For international buyers, that vertical control translates into accountability. When a single factory owns every step, defects are traced and fixed at source rather than bounced between vendors, and your specifications survive intact from first sample to bulk. We back this with 15+ years of experience, shipments to 60+ countries, more than 5 million pairs produced per year and a 98.5% on-time delivery rate. Our certifications — CE EN ISO 12312-1, FDA registration, ANSI Z80.3, AS/NZS 1067, REACH, ISO 9001 and BSCI audit — mean the compliance documentation your market requires already exists. Explore our manufacturing capabilities and quality control process to see how this works in practice.

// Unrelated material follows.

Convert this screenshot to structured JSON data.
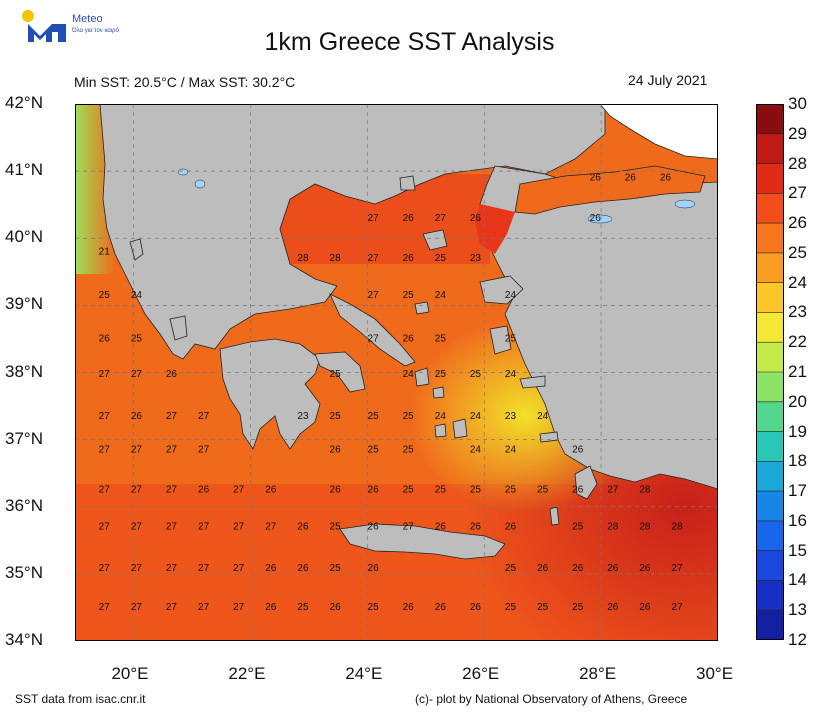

Frequently asked questions
Can I add a metal logo plate at only 50 pairs per design? Often yes, but the tooling or setup cost is spread across very few units. MOQ 50 pairs can suit tests or capsule runs; 300, 1000, and 5000+ pairs give better unit economics.
Will a metal plate require a new sunglasses mold? Usually no. Most temple logo plates use a separate plate tool plus adhesive, inset, pin, or heat fixing on an existing frame. A new frame mold is only needed for structural changes or molded-in branding.
How long does a custom metal plate sample take? For a clear specification, LumiShades typically prepares samples in 7-10 days. Changes to logo size, finish, curvature, or placement can add time because the plate or fixture may need adjustment.
Which finish is safest for bulk production? Brushed silver, gunmetal, and simple polished finishes are usually easier to control than complex two-tone or heavy enamel designs. Dark plating and fine logos need tighter approval because color shifts and detail loss are more visible.
What should I check before approving the sample? Check logo readability, plate alignment, edge lifting, glue marks, plating pits, scratches, temple folding, skin contact areas, and whether the final sunglass still meets the target market requirements such as CE EN ISO 12312-1, ANSI Z80.3, AS/NZS 1067, FDA registration context, or REACH.
Can the same plate tool be reused for reorders? Yes, if the logo size and shape stay the same and the tool remains in good condition. Ask the supplier to quote reorder pricing separately and confirm whether finish changes require new approval.